The successful implementation of a change initiative relies upon defining a picture of your desired outcomes. Having first established your drivers for change, the benefits of the transformation, and the risks at play, your vision should be clear and defined. Your vision should be compelling to bring your teams onboard, and it should motivate them (and you) to act in support of the change efforts.
Along with a compelling vision, gaining the backing of your staff can hinge on your leadership style. Being a trustworthy leader – a status which is obtained through your daily choices and actions which instil trust – can be make-or-break when presenting your vision to your service management team. Leaders must demonstrate their commitment to the vision, and embody the mission in all that they do. When your sincerity, passion and drive for change shines through, it is only to be expected that employees will follow suit.
Communicating with transparency and clarity
Part and parcel of being a good leader is being able to communicate with openness and honesty. And rarely is this more important than when leading your service management team through a transformation. The role of communication in change efforts should not be overlooked, and what you communicate to your teams is equally as important as its delivery.
When shooting to attain buy-in for an initiative, open dialogue is key. Service management professionals need a clear understanding of the drivers behind the change in order to gain confidence, and to know the broader context of the initiatives too. Strong communication is vital to change success. By communicating with transparency and clarity, leaders align employees with the goals of the change efforts and strengthen their loyalty.

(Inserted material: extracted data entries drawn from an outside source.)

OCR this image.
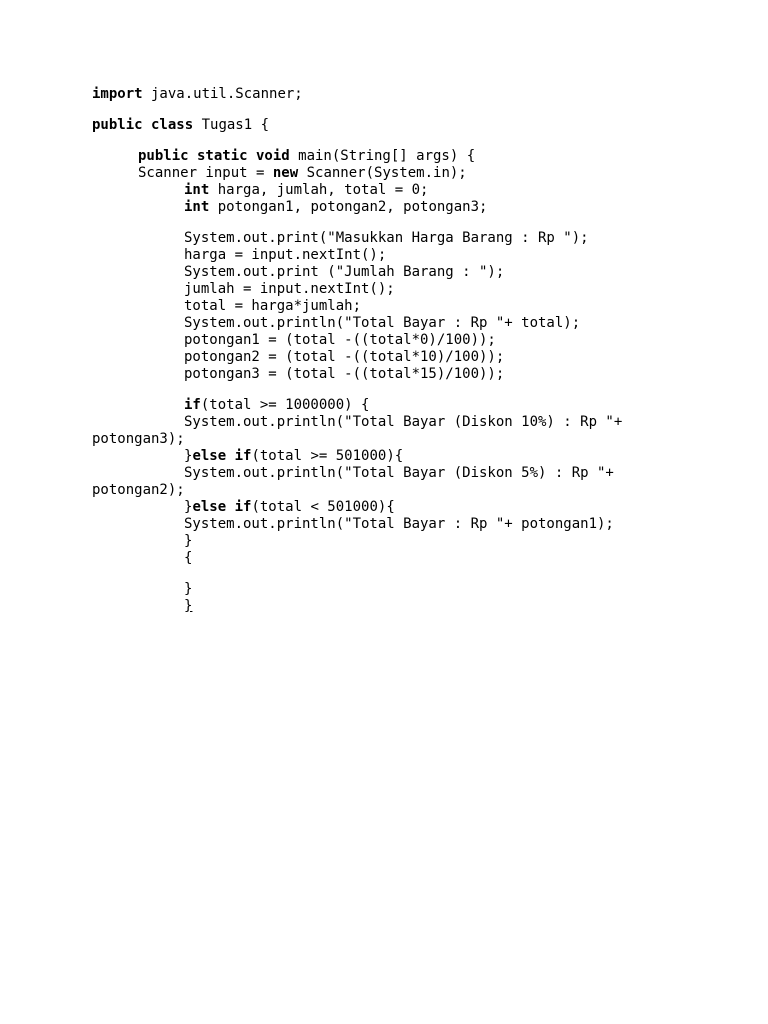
import java.util.Scanner;
public class Tugas1 {
public static void main(String[] args) {
Scanner input = new Scanner(System.in);
int harga, jumlah, total = 0;
int potongan1, potongan2, potongan3;
System.out.print("Masukkan Harga Barang : Rp ");
harga = input.nextInt();
System.out.print ("Jumlah Barang : ");
jumlah = input.nextInt();
total = harga*jumlah;
System.out.println("Total Bayar : Rp "+ total);
potongan1 = (total -((total*0)/100));
potongan2 = (total -((total*10)/100));
potongan3 = (total -((total*15)/100));
if(total >= 1000000) {
System.out.println("Total Bayar (Diskon 10%) : Rp "+
potongan3);
}else if(total >= 501000){
System.out.println("Total Bayar (Diskon 5%) : Rp "+
potongan2);
}else if(total < 501000){
System.out.println("Total Bayar : Rp "+ potongan1);
}
{
}
}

Leaders must also recognise that the introduction of change is a pivotal point, and handle how the change is introduced with thought and care. They must deliver the right information to their teams in a way that is easily understood, where possible in-person, and with an open invitation for concerns or questions to be raised and addressed. Afterall, communication is a two-way street, and an engaged employee is a supportive employee.
Involving and engaging teams
IT Service Management teams are integral to other internal teams and to their customers and clients. They are central to customer experience and satisfaction too. This is why leaders must prioritise leading ITSM staff through change initiatives successfully. Whether it’s developing new systems, switching up operating models, or overhauling the technology used, the more involved ITSM teams are, the more likely they are to contribute to the initiative’s success.
Getting your employees involved is crucial in order to develop change management strategies which work towards your end goal. As well as onboarding, you must keep the momentum of support going throughout the transformation. Value engagement techniques such as frequent communications as a way to leverage opportunities for contribution and build team spirit.
Involve ITSM professionals by giving them ownership of tasks and allowing them to achieve results on their own merit. Foster a culture where your service management team feels empowered to advance the change initiatives within your organisation. By prioritising involvement and engagement, your teams will see you working towards a common goal, and ultimately better your chances of change success.